For instance, using the workload generated by ./mlc --bandwidth_matrix -t15
(during a remote access phase), PCM displays the following with my 2-socket (Intel Cascade Lake) server node:
Intel(r) UPI data traffic estimation in bytes (data traffic coming to CPU/socket through UPI links):
UPI0 UPI1 UPI2 | UPI0 UPI1 UPI2
---------------------------------------------------------------------------------------------------------------
SKT 0 17 G 17 G 0 | 73% 73% 0%
SKT 1 6978 K 7184 K 0 | 0% 0% 0%
---------------------------------------------------------------------------------------------------------------
Total UPI incoming data traffic: 34 G UPI data traffic/Memory controller traffic: 0.96
Intel(r) UPI traffic estimation in bytes (data and non-data traffic outgoing from CPU/socket through UPI links):
UPI0 UPI1 UPI2 | UPI0 UPI1 UPI2
---------------------------------------------------------------------------------------------------------------
SKT 0 8475 M 8471 M 0 | 35% 35% 0%
SKT 1 21 G 21 G 0 | 91% 91% 0%
---------------------------------------------------------------------------------------------------------------
Total UPI outgoing data and non-data traffic: 59 G
MEM (GB)->| READ | WRITE | LOCAL | PMM RD | PMM WR | CPU energy | DIMM energy | LLCRDMISSLAT (ns) UncFREQ (Ghz)
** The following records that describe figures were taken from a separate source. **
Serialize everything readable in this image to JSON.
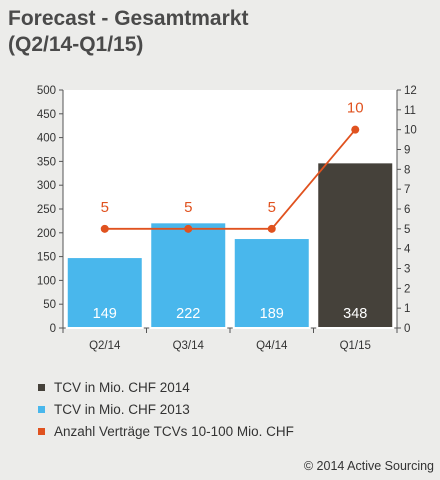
{
  "title": {
    "line1": "Forecast - Gesamtmarkt",
    "line2": "(Q2/14-Q1/15)"
  },
  "chart_data": {
    "type": "bar",
    "categories": [
      "Q2/14",
      "Q3/14",
      "Q4/14",
      "Q1/15"
    ],
    "series": [
      {
        "name": "TCV in Mio. CHF 2013",
        "values": [
          149,
          222,
          189,
          null
        ],
        "color": "#49b7ec",
        "kind": "bar"
      },
      {
        "name": "TCV in Mio. CHF 2014",
        "values": [
          null,
          null,
          null,
          348
        ],
        "color": "#45413a",
        "kind": "bar"
      },
      {
        "name": "Anzahl Verträge TCVs 10-100 Mio. CHF",
        "values": [
          5,
          5,
          5,
          10
        ],
        "color": "#e0521f",
        "kind": "line",
        "axis": "right"
      }
    ],
    "bar_labels": [
      "149",
      "222",
      "189",
      "348"
    ],
    "line_labels": [
      "5",
      "5",
      "5",
      "10"
    ],
    "y_left": {
      "ylim": [
        0,
        500
      ],
      "ticks": [
        0,
        50,
        100,
        150,
        200,
        250,
        300,
        350,
        400,
        450,
        500
      ]
    },
    "y_right": {
      "ylim": [
        0,
        12
      ],
      "ticks": [
        0,
        1,
        2,
        3,
        4,
        5,
        6,
        7,
        8,
        9,
        10,
        11,
        12
      ]
    },
    "grid": false
  },
  "legend": [
    {
      "label": "TCV in Mio. CHF 2014",
      "color": "#45413a"
    },
    {
      "label": "TCV in Mio. CHF 2013",
      "color": "#49b7ec"
    },
    {
      "label": "Anzahl Verträge TCVs 10-100 Mio. CHF",
      "color": "#e0521f"
    }
  ],
  "copyright": "© 2014 Active Sourcing"
}
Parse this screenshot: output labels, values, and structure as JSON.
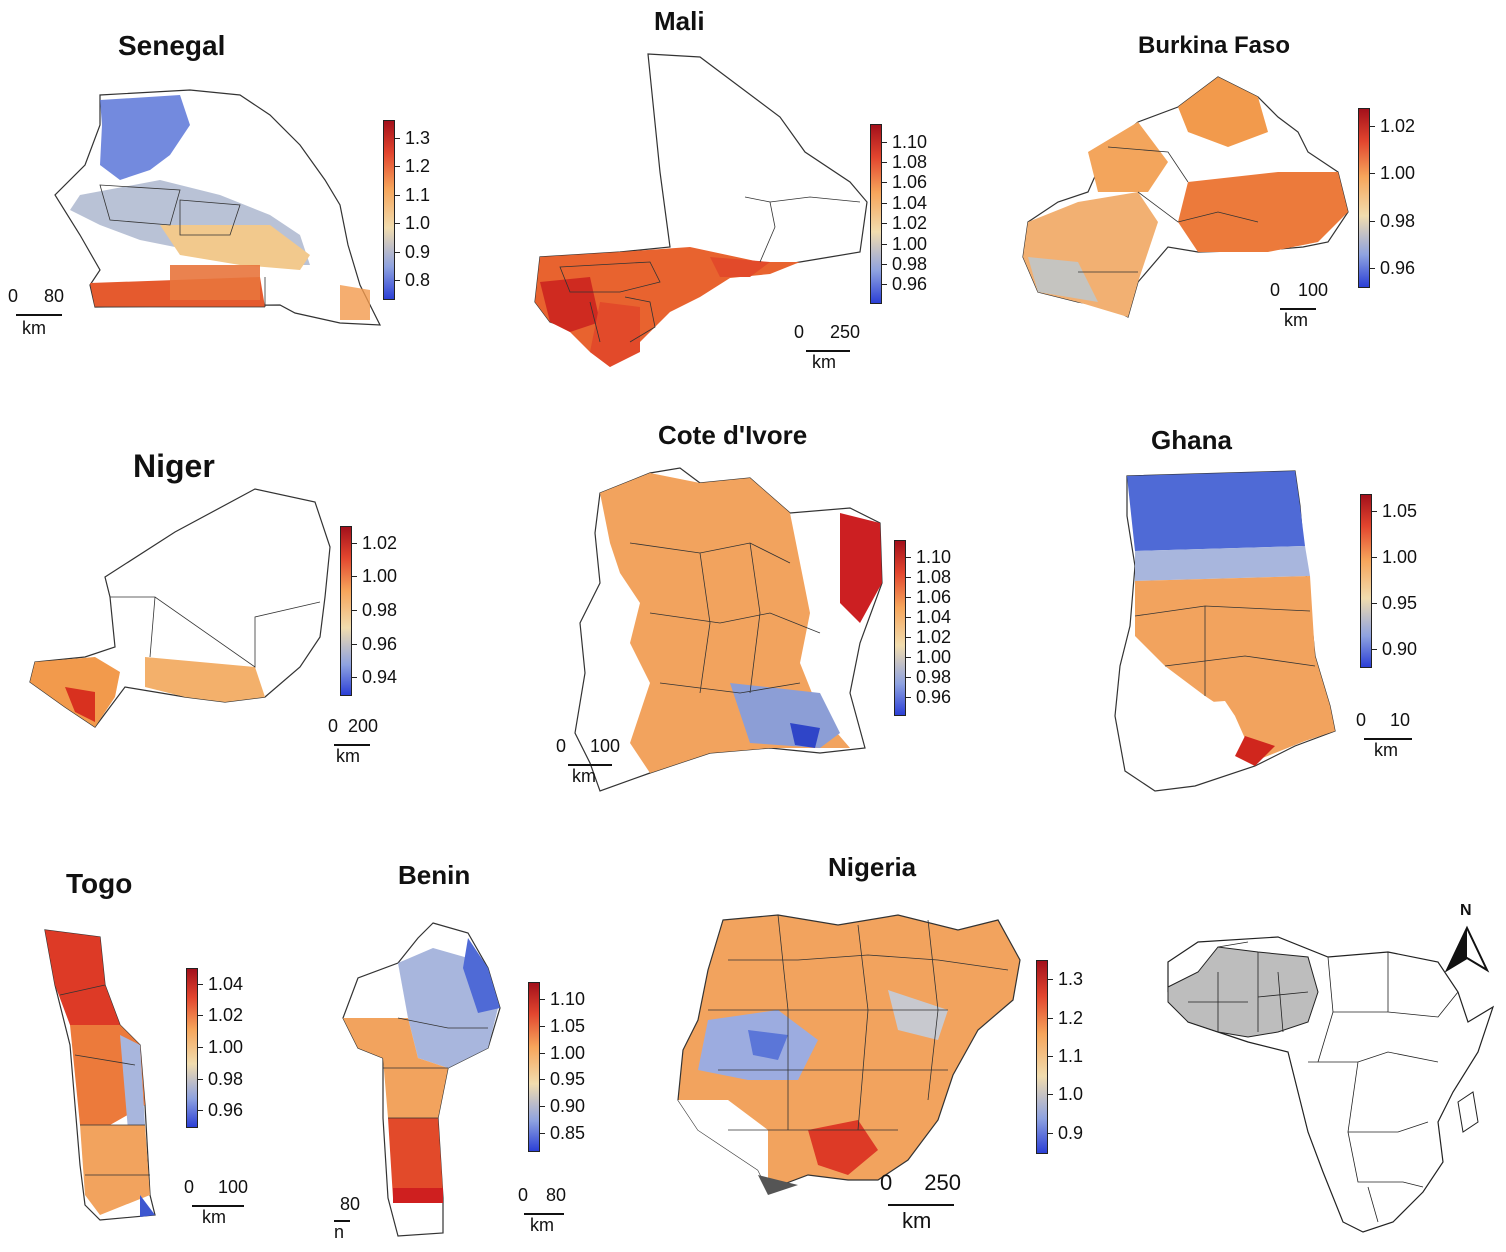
{
  "panels": [
    {
      "key": "senegal",
      "title": "Senegal",
      "ticks": [
        "1.3",
        "1.2",
        "1.1",
        "1.0",
        "0.9",
        "0.8"
      ],
      "scale_nums": [
        "0",
        "80"
      ],
      "scale_unit": "km"
    },
    {
      "key": "mali",
      "title": "Mali",
      "ticks": [
        "1.10",
        "1.08",
        "1.06",
        "1.04",
        "1.02",
        "1.00",
        "0.98",
        "0.96"
      ],
      "scale_nums": [
        "0",
        "250"
      ],
      "scale_unit": "km"
    },
    {
      "key": "burkina",
      "title": "Burkina Faso",
      "ticks": [
        "1.02",
        "1.00",
        "0.98",
        "0.96"
      ],
      "scale_nums": [
        "0",
        "100"
      ],
      "scale_unit": "km"
    },
    {
      "key": "niger",
      "title": "Niger",
      "ticks": [
        "1.02",
        "1.00",
        "0.98",
        "0.96",
        "0.94"
      ],
      "scale_nums": [
        "0",
        "200"
      ],
      "scale_unit": "km"
    },
    {
      "key": "cote",
      "title": "Cote d'Ivore",
      "ticks": [
        "1.10",
        "1.08",
        "1.06",
        "1.04",
        "1.02",
        "1.00",
        "0.98",
        "0.96"
      ],
      "scale_nums": [
        "0",
        "100"
      ],
      "scale_unit": "km"
    },
    {
      "key": "ghana",
      "title": "Ghana",
      "ticks": [
        "1.05",
        "1.00",
        "0.95",
        "0.90"
      ],
      "scale_nums": [
        "0",
        "10"
      ],
      "scale_unit": "km"
    },
    {
      "key": "togo",
      "title": "Togo",
      "ticks": [
        "1.04",
        "1.02",
        "1.00",
        "0.98",
        "0.96"
      ],
      "scale_nums": [
        "0",
        "100"
      ],
      "scale_unit": "km"
    },
    {
      "key": "benin",
      "title": "Benin",
      "ticks": [
        "1.10",
        "1.05",
        "1.00",
        "0.95",
        "0.90",
        "0.85"
      ],
      "scale_nums": [
        "0",
        "80"
      ],
      "scale_unit": "km"
    },
    {
      "key": "nigeria",
      "title": "Nigeria",
      "ticks": [
        "1.3",
        "1.2",
        "1.1",
        "1.0",
        "0.9"
      ],
      "scale_nums": [
        "0",
        "250"
      ],
      "scale_unit": "km"
    }
  ],
  "benin_partial_scale": {
    "num": "80",
    "unit": "n"
  },
  "north_label": "N",
  "colors": {
    "low": "#2b3fd6",
    "mid": "#f1dcae",
    "high": "#a3101b",
    "orange": "#f29a4c",
    "highlight": "#bdbdbd",
    "outline": "#333333"
  }
}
---------------------------------------------------------------------------------------------------------------
SKT 0 0.19 0.05 92 % 0.00 0.00 87.58 13.28 582.98 2.38
SKT 1 36.16 0.01 0 % 0.00 0.00 66.82 21.86 9698.13 2.40
---------------------------------------------------------------------------------------------------------------
* 36.35 0.06 0 % 0.00 0.00 154.40 35.14 585.67 2.39
PCM also displays per core remote traffic in MB/s (i.e. NUMA traffic). See RMB column:
RMB : L3 cache external bandwidth satisfied by remote memory (in MBytes)
Core (SKT) | EXEC | IPC | FREQ | AFREQ | L3MISS | L2MISS | L3HIT | L2HIT | L3MPI | L2MPI | L3OCC | LMB | RMB | TEMP
0 0 0.04 0.04 1.00 1.00 1720 K 1787 K 0.04 0.55 0.0167 0.0173 800 1 777 49
1 0 0.04 0.04 1.00 1.00 1750 K 1816 K 0.04 0.55 0.0171 0.0177 640 5 776 50
2 0 0.04 0.04 1.00 1.00 1739 K 1828 K 0.05 0.55 0.0169 0.0178 720 0 777 50
3 0 0.04 0.04 1.00 1.00 1721 K 1800 K 0.04 0.55 0.0168 0.0175 240 0 784 51
<snip>
---------------------------------------------------------------------------------------------------------------
SKT 0 0.04 0.04 1.00 1.00 68 M 71 M 0.04 0.55 0.0168 0.0175 26800 8 31632 48
SKT 1 0.02 0.88 0.03 1.00 66 K 1106 K 0.94 0.13 0.0000 0.0005 25920 4 15 52
---------------------------------------------------------------------------------------------------------------
TOTAL * 0.03 0.06 0.51 1.00 68 M 72 M 0.05 0.54 0.0107 0.0113 N/A N/A N/A N/A
The per core remote traffic can be used to gather thread level NUMA traffic.
You need to ensure that the threads generating the NUMA traffic are bound to dedicated cores. That can be done programmatically or you can rebind the threads by using tools like hwloc-bind.
Ensure other processes are bound to different cpu cores (scripts like cpusanitizer might be useful to periodically scan all processes and modify their CPU core affinity). Note: pay attention to the hyperthreads. You don't want that the threads you need to monitor share the same CPU cores with other processes.
Check the remote traffic (PCM RMB column) generated on the cores on which you attached the threads you want to monitor.